Mary met with the Secretary of State for Communities and Local Government, Eric Pickles to discuss the impact of changes to the permitted development rights in the Hounslow Borough. He advised that the only way to protect the area is in the form of an Article 4 Direction.
Local authorities can have an exemption by saying their area has particular needs and the Article 4 requires that planning permission is first obtained from the local planning authority for that development.
Mary commented:“We need to maintain the unique nature of the Golden Mile in attracting businesses to West London. If offices are converted into residential sites, I fear that existing businesses may even migrate out of the Borough. I would urge the Council to immediately initiate an Article 4 Direction to allow this part of West London be retained as a business hub.”
“As one of the Prime Minister’s advisors on businesses across London, I feel it is vital that areas like the Great West Road are preserved as business hubs. I am proud to represent an area with one of the fastest business growth rates in the country and we must work to protect that unique status.”
In a ministerial statement released in May on re-use of buildings in Planning, the Minister, Mr. Pickes had said ; “New permitted development rights will allow change of use from offices B1(a) to homes (C3) to provide new homes in existing buildings. This gives a clear signal to owners, developers and local planning authorities that we want underused and outdated offices to be brought back to life, and provides an excellent opportunity to create much needed new homes.
"We recognised that there may be exceptional economic circumstances which would justify exemptions. Following a thorough assessment of cases submitted, this change will not apply to areas in 17 local authorities, as set out in the secondary legislation.”
The new permitted development rights, which came into force on 30th May, mean that developers are able to change use of a building from offices to homes without planning permission.

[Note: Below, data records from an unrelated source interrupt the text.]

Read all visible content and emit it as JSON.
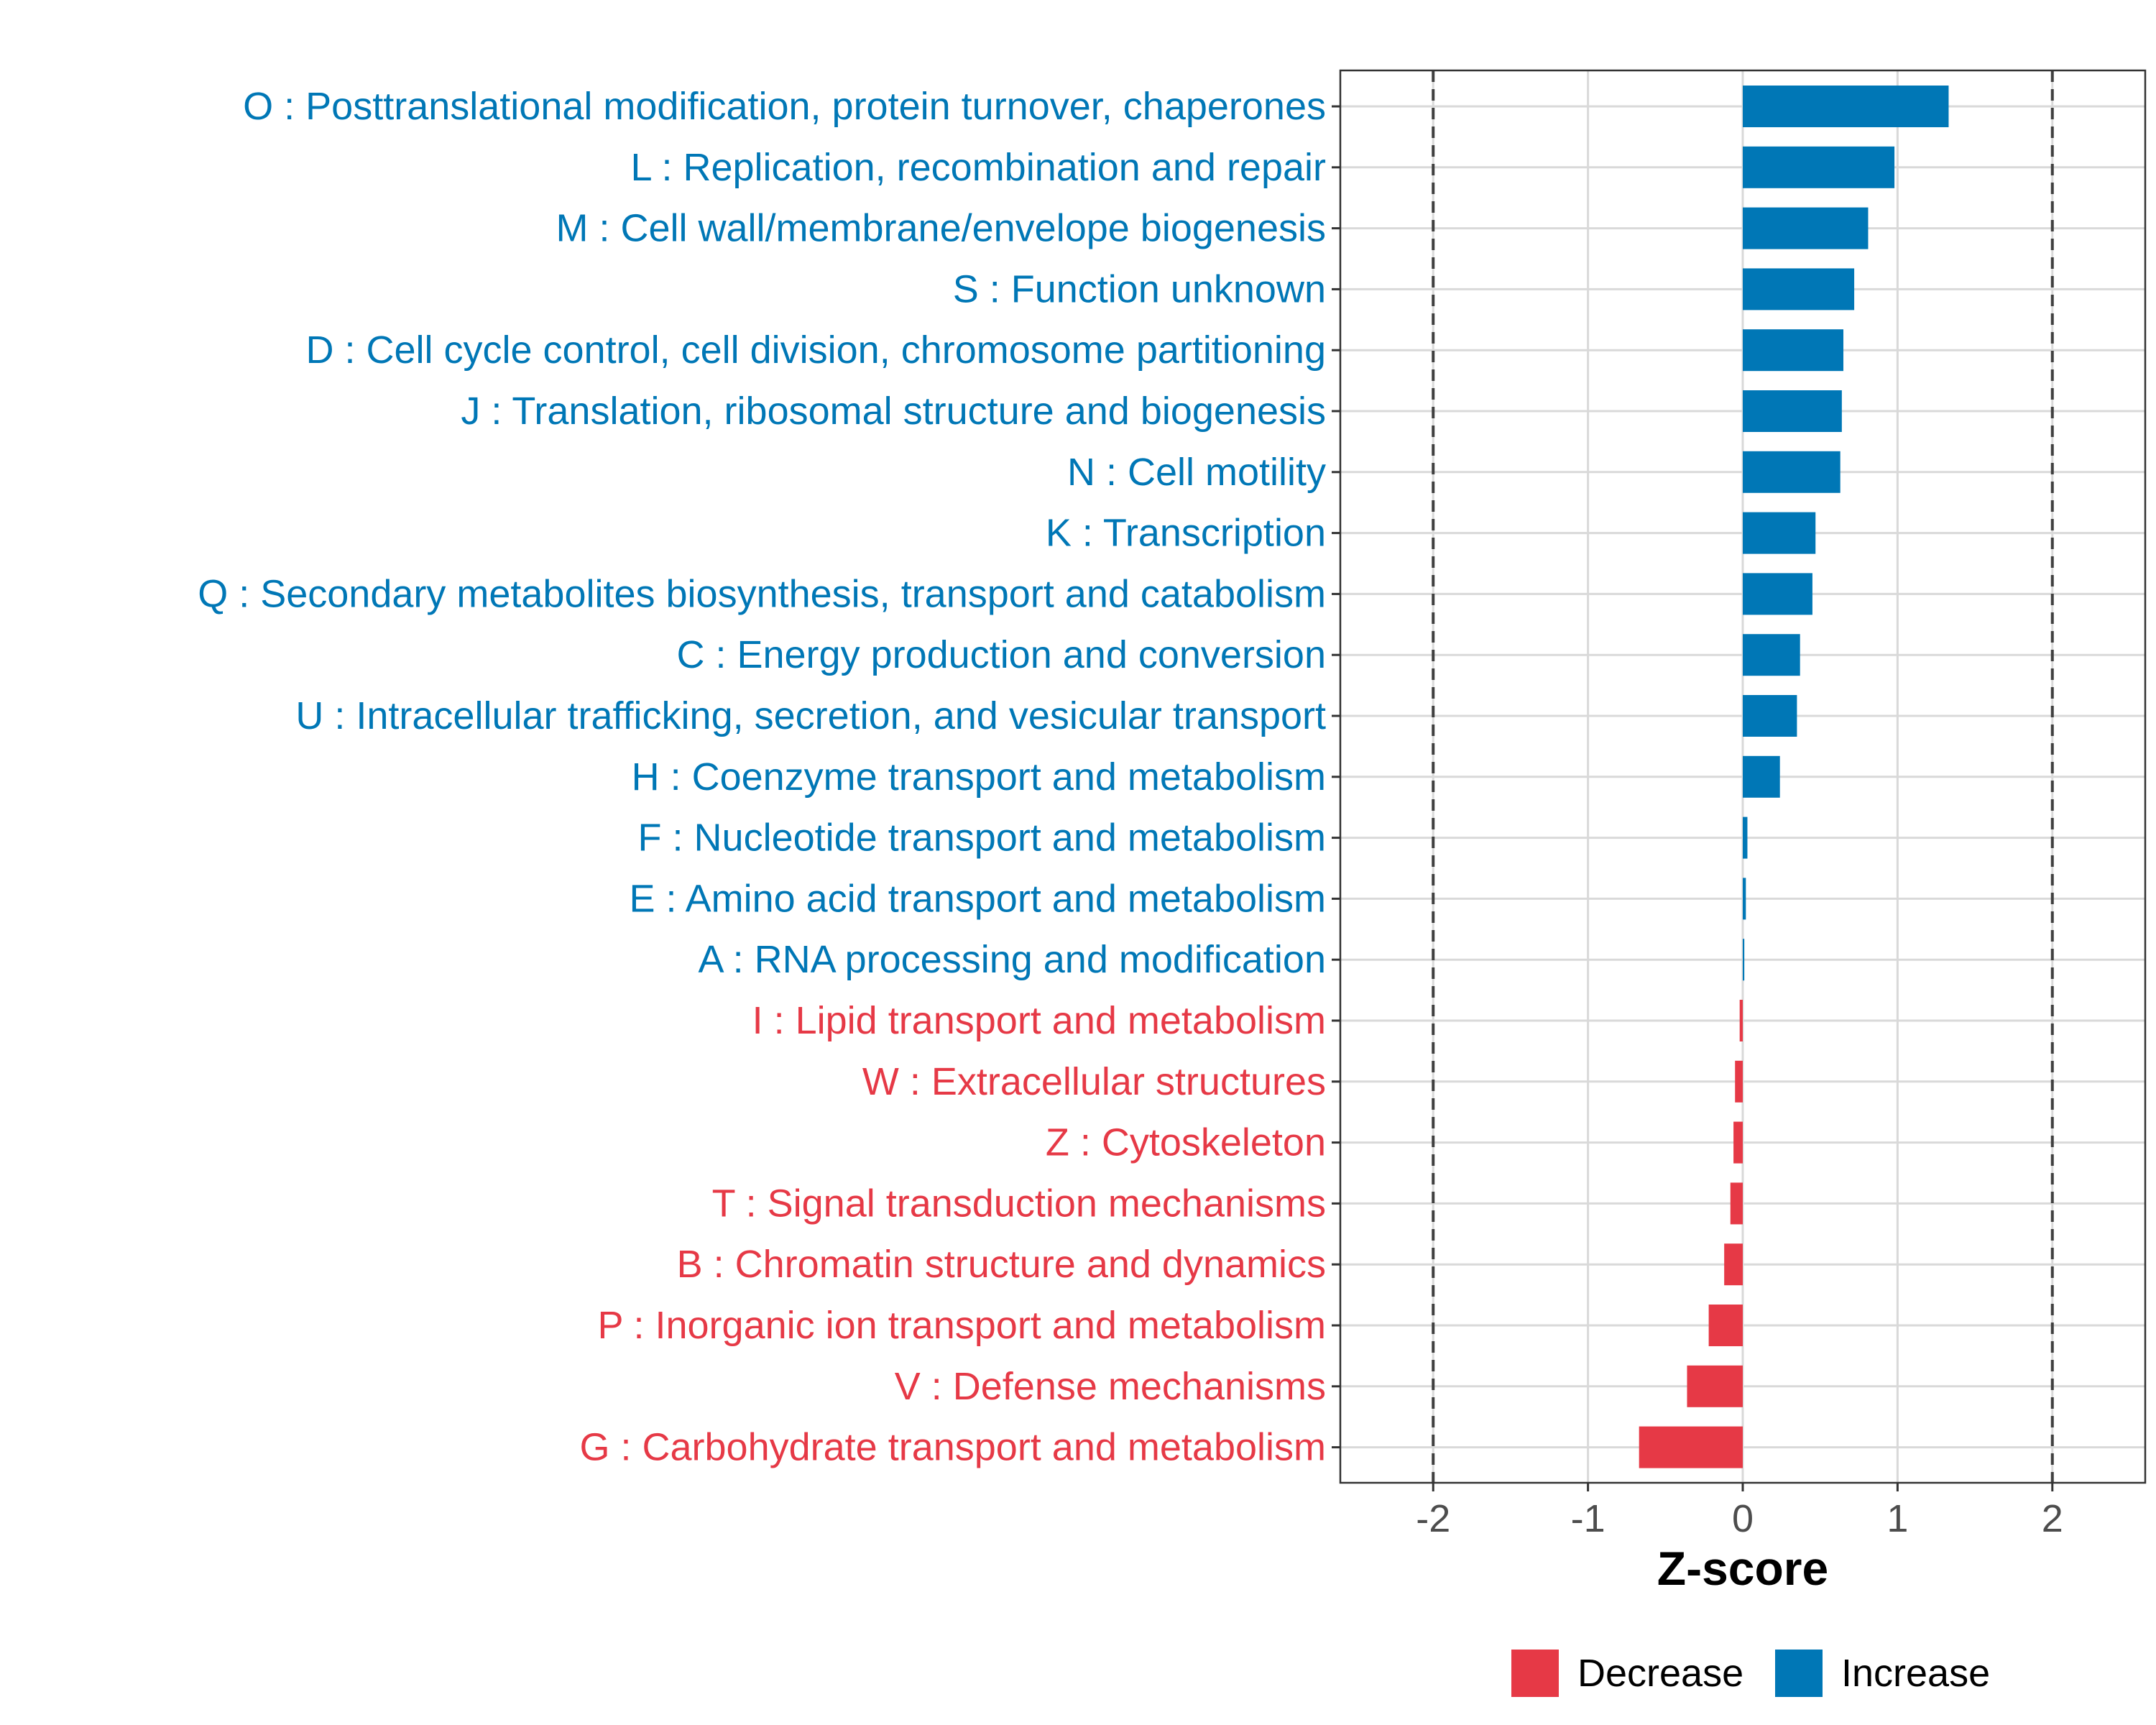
{
  "chart_data": {
    "type": "bar",
    "orientation": "horizontal",
    "title": "",
    "xlabel": "Z-score",
    "ylabel": "",
    "xlim": [
      -2.6,
      2.6
    ],
    "x_ticks": [
      -2,
      -1,
      0,
      1,
      2
    ],
    "x_tick_labels": [
      "-2",
      "-1",
      "0",
      "1",
      "2"
    ],
    "reference_lines": [
      -2,
      2
    ],
    "grid": true,
    "categories": [
      "O : Posttranslational modification, protein turnover, chaperones",
      "L : Replication, recombination and repair",
      "M : Cell wall/membrane/envelope biogenesis",
      "S : Function unknown",
      "D : Cell cycle control, cell division, chromosome partitioning",
      "J : Translation, ribosomal structure and biogenesis",
      "N : Cell motility",
      "K : Transcription",
      "Q : Secondary metabolites biosynthesis, transport and catabolism",
      "C : Energy production and conversion",
      "U : Intracellular trafficking, secretion, and vesicular transport",
      "H : Coenzyme transport and metabolism",
      "F : Nucleotide transport and metabolism",
      "E : Amino acid transport and metabolism",
      "A : RNA processing and modification",
      "I : Lipid transport and metabolism",
      "W : Extracellular structures",
      "Z : Cytoskeleton",
      "T : Signal transduction mechanisms",
      "B : Chromatin structure and dynamics",
      "P : Inorganic ion transport and metabolism",
      "V : Defense mechanisms",
      "G : Carbohydrate transport and metabolism"
    ],
    "values": [
      1.33,
      0.98,
      0.81,
      0.72,
      0.65,
      0.64,
      0.63,
      0.47,
      0.45,
      0.37,
      0.35,
      0.24,
      0.03,
      0.02,
      0.01,
      -0.02,
      -0.05,
      -0.06,
      -0.08,
      -0.12,
      -0.22,
      -0.36,
      -0.67
    ],
    "groups": [
      "Increase",
      "Increase",
      "Increase",
      "Increase",
      "Increase",
      "Increase",
      "Increase",
      "Increase",
      "Increase",
      "Increase",
      "Increase",
      "Increase",
      "Increase",
      "Increase",
      "Increase",
      "Decrease",
      "Decrease",
      "Decrease",
      "Decrease",
      "Decrease",
      "Decrease",
      "Decrease",
      "Decrease"
    ],
    "legend": {
      "position": "bottom",
      "entries": [
        {
          "label": "Decrease",
          "color": "#E63946"
        },
        {
          "label": "Increase",
          "color": "#0077B6"
        }
      ]
    },
    "colors": {
      "Increase": "#0077B6",
      "Decrease": "#E63946",
      "grid": "#D9D9D9",
      "reference_line": "#404040",
      "panel_border": "#333333"
    }
  }
}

Article 4 directions are one of the tools available to local planning authorities in responding to the particular needs of their areas. They do this by allowing authorities to withdraw the ‘permitted development’ rights that would otherwise apply by virtue of the Town and Country Planning (General Permitted Development) Order 1995 as amended (the ‘GPDO’). An article 4 direction does not prevent the development to which it applies, but instead requires that planning permission is first obtained from the local planning authority for that development.